This Week I Learned #2

This Week I Learned 2

Stuff I’ve selected to talk about this week! Disclaimer: There’s no “This Week I Learned #1”, I just sync this with my podcast.


A modest JavaScript framework for the HTML you already have


Stimulus focuses on adding functionality to your existing HTML. This means your code will display immediately even if Stimulus hasn’t loaded yet. This is a different way of approaching front-end web in contrast to React, Vue, Angular, etc. Stimulus was built by Basecamp so we can have some sort of assurance that this project will have some pretty good support.

Begin learning Stimulus with the Stimulus Handbook.


Flutter is Google’s mobile UI framework for crafting high-quality native interfaces on iOS and Android in record time. Flutter works with existing code, is used by developers and organizations around the world, and is free and open source.


Flutter is now, finally, in beta! It allows us to create mobile interfaces with web code using the Dart language. It’s been alpha for quite a while and I’m excited to see how the community grows around this. My only con is that we still have to learn Dart, but then again it’s not that different from JavaScript so it’s probably not that hard to learn. It’s a pretty strong competitor to React Native in my opinion. If you’re a React Native developer looking to try out Flutter, check out this Flutter for React Native devs guide.

React Static

React-Static is a fast, lightweight, and powerful framework for building static-progressive React applications and websites. It’s been carefully designed to meet the highest standards of SEO, site performance, and user/developer experience.

React Static

If you make static websites and like React, you might’ve used Gatsby at one point. React Static promises to be a faster, lighter, and more user-friendly alternative to Gatsby. I’m using it in a blog project and I like the experience so far. It’s pretty easy to use. I encourage you to try it out if you make static sites with React.

Static Gen

Top Open-Source Static Site Generators


While we’re on the topic of static sites, Netlify built a site that lists the most popular static site generators like Jekyll, Hugo, Hexo, Gatsby, among others.

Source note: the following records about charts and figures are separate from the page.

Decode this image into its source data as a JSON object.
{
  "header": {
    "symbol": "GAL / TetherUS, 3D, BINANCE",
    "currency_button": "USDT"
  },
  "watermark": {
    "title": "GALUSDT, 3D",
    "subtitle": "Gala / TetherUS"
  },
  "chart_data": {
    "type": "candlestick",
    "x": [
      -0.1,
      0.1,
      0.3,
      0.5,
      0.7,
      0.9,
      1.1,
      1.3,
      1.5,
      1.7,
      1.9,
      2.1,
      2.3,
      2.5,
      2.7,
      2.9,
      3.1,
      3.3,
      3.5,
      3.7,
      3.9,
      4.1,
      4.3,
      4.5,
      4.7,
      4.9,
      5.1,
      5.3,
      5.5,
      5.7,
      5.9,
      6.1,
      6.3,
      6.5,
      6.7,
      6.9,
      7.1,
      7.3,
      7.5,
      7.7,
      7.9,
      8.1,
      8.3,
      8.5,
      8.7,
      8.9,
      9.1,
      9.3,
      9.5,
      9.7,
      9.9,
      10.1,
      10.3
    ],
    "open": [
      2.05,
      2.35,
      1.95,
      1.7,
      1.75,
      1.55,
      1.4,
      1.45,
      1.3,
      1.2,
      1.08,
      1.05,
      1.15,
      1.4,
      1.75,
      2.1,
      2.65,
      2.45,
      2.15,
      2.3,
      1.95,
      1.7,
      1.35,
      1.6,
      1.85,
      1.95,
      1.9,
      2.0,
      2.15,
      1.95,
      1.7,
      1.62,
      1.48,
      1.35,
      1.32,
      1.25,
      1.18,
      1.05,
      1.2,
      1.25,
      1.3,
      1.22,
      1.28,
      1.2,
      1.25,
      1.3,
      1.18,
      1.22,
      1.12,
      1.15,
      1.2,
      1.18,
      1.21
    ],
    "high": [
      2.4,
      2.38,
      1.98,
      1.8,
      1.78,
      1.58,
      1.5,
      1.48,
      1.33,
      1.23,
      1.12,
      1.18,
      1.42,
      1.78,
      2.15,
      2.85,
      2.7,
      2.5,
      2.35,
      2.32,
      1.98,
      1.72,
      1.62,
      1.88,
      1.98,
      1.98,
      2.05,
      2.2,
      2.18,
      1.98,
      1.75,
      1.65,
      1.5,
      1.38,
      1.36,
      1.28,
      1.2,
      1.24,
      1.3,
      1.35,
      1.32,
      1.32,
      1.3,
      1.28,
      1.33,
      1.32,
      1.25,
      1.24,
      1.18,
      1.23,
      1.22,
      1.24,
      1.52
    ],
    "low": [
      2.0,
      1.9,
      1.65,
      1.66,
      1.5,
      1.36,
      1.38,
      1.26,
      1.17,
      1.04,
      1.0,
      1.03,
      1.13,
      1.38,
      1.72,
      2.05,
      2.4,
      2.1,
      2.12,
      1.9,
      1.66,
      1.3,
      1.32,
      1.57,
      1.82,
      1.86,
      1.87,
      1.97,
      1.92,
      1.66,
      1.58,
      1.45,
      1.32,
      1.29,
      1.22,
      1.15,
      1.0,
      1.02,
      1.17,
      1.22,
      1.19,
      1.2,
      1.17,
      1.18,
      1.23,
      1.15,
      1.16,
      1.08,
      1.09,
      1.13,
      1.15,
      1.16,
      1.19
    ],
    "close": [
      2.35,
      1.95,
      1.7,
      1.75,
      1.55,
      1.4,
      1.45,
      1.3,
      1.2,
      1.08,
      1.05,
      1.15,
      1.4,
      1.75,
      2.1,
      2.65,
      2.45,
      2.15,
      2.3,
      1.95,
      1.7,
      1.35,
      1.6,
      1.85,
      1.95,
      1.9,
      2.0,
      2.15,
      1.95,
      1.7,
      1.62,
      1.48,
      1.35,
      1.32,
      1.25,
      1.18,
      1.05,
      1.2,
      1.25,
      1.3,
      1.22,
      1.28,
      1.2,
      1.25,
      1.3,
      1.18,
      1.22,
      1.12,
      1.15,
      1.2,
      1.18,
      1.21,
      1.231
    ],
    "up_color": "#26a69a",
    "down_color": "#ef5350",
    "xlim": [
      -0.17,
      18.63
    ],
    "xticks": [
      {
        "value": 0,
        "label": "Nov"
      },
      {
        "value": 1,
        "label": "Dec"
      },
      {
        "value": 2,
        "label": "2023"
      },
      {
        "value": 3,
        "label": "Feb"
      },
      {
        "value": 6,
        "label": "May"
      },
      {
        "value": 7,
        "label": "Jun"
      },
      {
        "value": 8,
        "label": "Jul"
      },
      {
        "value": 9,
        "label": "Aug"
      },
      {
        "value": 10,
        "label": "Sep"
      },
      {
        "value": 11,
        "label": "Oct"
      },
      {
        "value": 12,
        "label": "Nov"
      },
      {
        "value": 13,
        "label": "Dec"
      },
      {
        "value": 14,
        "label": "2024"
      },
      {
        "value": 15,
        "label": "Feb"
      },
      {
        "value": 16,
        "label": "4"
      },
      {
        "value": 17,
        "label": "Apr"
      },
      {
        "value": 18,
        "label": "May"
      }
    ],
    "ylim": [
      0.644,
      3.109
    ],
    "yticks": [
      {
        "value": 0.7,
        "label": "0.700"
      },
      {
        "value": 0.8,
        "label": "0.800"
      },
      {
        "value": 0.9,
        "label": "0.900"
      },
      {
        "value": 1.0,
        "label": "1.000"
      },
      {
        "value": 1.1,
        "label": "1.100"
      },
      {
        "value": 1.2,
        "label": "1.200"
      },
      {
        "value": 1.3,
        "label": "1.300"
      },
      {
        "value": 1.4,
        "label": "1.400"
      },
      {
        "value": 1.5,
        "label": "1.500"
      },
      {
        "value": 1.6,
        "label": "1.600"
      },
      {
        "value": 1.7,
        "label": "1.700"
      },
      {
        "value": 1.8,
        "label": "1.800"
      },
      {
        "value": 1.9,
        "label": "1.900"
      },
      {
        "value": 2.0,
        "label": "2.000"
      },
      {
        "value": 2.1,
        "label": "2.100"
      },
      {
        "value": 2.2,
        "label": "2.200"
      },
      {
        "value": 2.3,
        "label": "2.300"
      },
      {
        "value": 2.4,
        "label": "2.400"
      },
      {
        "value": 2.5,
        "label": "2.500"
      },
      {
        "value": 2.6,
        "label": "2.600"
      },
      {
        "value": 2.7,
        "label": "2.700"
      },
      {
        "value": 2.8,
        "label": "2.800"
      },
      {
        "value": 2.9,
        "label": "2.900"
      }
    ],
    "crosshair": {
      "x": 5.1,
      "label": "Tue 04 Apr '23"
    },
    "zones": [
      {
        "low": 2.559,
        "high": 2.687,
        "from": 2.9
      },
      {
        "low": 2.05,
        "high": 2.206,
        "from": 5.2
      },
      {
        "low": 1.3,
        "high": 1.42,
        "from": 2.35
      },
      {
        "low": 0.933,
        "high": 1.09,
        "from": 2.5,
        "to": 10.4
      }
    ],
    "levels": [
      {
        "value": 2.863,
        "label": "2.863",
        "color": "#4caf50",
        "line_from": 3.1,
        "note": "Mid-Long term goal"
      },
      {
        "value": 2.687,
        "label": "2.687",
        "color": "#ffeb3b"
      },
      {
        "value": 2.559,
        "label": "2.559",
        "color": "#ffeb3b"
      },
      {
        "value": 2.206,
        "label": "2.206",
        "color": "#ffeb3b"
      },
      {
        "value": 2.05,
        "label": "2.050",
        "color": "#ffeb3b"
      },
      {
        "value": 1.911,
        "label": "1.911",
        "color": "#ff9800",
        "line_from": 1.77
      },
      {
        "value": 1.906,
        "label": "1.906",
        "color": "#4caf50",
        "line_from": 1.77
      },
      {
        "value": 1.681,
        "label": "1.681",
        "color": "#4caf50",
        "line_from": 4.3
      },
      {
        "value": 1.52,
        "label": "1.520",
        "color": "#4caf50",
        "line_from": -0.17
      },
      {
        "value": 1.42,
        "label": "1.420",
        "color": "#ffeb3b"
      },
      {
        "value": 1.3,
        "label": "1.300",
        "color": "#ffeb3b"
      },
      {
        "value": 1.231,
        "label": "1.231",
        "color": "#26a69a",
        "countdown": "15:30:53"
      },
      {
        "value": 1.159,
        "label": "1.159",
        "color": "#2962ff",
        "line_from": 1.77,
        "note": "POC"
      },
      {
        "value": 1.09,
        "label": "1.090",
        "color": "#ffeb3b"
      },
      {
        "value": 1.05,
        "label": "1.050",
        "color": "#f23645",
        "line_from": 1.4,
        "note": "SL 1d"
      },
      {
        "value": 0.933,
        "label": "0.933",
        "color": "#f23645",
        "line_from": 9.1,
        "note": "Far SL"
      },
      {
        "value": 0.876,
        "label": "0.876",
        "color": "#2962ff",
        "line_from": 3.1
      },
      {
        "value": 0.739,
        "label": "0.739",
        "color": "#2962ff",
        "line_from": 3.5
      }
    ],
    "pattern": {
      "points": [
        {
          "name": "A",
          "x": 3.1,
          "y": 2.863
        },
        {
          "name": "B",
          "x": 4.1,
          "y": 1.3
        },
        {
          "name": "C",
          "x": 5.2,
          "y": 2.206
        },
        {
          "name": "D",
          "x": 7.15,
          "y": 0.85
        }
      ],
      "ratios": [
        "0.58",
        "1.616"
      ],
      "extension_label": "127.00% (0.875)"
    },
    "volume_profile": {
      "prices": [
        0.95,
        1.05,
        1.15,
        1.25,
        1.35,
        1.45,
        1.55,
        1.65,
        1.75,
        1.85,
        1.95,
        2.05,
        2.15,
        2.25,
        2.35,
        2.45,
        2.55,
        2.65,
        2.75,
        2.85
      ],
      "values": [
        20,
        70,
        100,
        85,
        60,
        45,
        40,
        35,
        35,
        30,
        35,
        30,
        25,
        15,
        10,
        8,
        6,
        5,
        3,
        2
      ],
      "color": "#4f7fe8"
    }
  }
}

You can sort the list via the stars, forks, etc. and filter by language. My personal favorite is React Static.


Publii is a new kind of blogging experience; an app for building static websites directly on your desktop.


For people who want to blog but don’t know how to code, Publii is a great option. Publii is a free and open source app for Windows and Mac that allows users to create content offline then upload them later to S3, Netlify, Github Pages, or just FTP to a shared hosting server. It’s pretty fun to use and has great existing themes. It’s a nice blogging app to try out.


A List of Content Management Systems for JAMstack Sites


Headless CMS systems allows us to add content easily without coding — especially helpful for content admins that don’t know how to code. The difference with traditional CMS systems with WordPress is that a Headless CMS returns just the data, and not a web page, which makes it very efficient and more optimizations can be added to it. Then you can use a static site generator to parse and render the data returned by the Headless CMS. You now have complete control over the design and the display of the content.


The headlessCMS website by Netlify lists the most popular Headless CMS libraries and platforms. You can filter them by type, what static site generator it works with, and what license it has. I’ve tried out Prismic because Google, Ebay, Ford, and other companies use it — and it integrates well with React Static, which has a Prismic starter pack that I prefer to use. My only downside with Prismic is that you have to pay if there are more than 1 users, but since it’s only me, there’s no problem. You definitely have to check this one out.


Skaffold is a command line tool that facilitates continuous development for Kubernetes applications. You can iterate on your application source code locally then deploy to local or remote Kubernetes clusters. Skaffold handles the workflow for building, pushing and deploying your application. It can also be used in an automated context such as a CI/CD pipeline to leverage the same workflow and tooling when moving applications to production.

If you work with Kubernetes, Skaffold is a real treat. Built by Google, it allows you to setup your development and production flows easily, and for me development with Kubernetes is sometimes difficult because you have to set it up a certain way in order to have the changes in the code actually reflect in the dev environment, because you’re working with Docker containers. One of Skaffold’s features is rebuilding the affected containers when the code is rebuilt so we don’t need to use volumes and stuff for this purpose. We just have to setup a skaffold.yml file and run skaffold dev once we’ve installed and configured Skaffold.


Fast & powerful microservices framework for Node.js.


For you Microservice architecture fans and those who want to try it out, Moleculer might be nice choice. It’s open source, pretty fast, and pretty easy to use. Give it a whirl and see what it can do!


Create graphics with a hand-drawn, sketchy, appearance


If you do web design and like fun and lighthearted graphics, this is a nice addition to your toolkit. Using HTML Canvas and Rough.js, you can create pretty graphics that looks like it was sketched.


Effortlessly turn mockups into functional code


PageDraw is definitely one of my favorites this week. It converts your Sketch mockups into React components! Support for other mockup formats, React Native, and other frontend libraries are coming! This is definitely useful if you have designers who don’t code. You can just plug it in to this, configure it a bit, then you get a React component that you can import. Definitely check this out if you’re a React developer!